- Origin: New York City, U.S.
- Genres: Hip hop
- Years active: 1998–1999; 2007–present
- Labels: Wreck/Nervous Records Babygrande Records
- Members: DJ Spinna; Shabaam Sahdeeq; Tiye Phoenix;
- Past members: Apani B; Mr. Complex;

= Polyrhythm Addicts =

American hip hop group

Polyrhythm Addicts is an American hip hop group formed in New York City in 1998. It is composed of DJ Spinna, Shabaam Sahdeeq and Tiye Phoenix. Previously, the group included Apani B, who was replaced by Phoenix, and Mr.

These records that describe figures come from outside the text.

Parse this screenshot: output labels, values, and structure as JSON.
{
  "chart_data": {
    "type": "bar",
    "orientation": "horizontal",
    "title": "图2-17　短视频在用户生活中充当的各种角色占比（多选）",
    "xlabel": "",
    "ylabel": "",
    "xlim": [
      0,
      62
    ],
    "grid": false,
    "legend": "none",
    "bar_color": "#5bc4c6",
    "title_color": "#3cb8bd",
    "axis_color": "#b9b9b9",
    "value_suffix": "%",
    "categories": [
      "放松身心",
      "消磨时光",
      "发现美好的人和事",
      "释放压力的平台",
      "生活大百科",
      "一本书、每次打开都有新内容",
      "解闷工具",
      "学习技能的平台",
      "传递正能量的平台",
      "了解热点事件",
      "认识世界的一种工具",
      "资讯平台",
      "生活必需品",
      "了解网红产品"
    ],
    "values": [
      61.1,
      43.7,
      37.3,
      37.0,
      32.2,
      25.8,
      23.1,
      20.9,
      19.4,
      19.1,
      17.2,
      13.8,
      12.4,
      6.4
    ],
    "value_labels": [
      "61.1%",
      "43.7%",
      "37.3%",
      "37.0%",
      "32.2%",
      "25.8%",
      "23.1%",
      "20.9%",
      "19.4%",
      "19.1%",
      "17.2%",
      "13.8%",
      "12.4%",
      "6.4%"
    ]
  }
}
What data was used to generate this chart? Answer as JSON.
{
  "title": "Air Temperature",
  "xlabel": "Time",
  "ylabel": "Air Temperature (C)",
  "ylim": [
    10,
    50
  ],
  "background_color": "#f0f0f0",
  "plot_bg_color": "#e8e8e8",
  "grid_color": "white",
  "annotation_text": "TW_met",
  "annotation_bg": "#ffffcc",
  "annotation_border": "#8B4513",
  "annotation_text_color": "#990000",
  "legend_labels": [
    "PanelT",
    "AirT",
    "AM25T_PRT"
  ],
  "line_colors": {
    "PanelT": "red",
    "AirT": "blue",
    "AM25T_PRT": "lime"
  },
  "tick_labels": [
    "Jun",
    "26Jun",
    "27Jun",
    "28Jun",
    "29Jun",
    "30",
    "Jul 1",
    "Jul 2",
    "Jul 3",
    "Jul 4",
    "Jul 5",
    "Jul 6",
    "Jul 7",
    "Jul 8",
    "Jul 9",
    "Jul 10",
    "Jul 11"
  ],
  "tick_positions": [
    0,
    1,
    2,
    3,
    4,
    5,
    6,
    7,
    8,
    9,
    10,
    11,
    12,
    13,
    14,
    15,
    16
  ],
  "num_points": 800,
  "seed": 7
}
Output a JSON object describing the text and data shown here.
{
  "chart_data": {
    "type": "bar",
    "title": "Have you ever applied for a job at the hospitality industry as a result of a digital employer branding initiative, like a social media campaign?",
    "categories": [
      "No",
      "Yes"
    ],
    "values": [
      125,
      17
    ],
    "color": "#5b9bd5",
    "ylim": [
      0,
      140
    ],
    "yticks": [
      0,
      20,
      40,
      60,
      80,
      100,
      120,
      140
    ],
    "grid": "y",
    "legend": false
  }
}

Complex, who died in 2026.

Polyrhythm Addicts began as a collaborative project set up by Nervous Records that united several New York City rappers for one single, "Not Your Ordinary." The reception paved the way for the album Rhyme Related, released in 1999. The group then disbanded to focus on their individual careers, reuniting for the Breaking Glass album, released in 2007.

The group's debut is an Allmusic album pick, the review stating, "The tracks included are saturated with quality from top to bottom." Its second album was released on Babygrande Records. Both of its albums feature a guest appearance from Pharoahe Monch.

Mr. Complex died on February 6, 2026.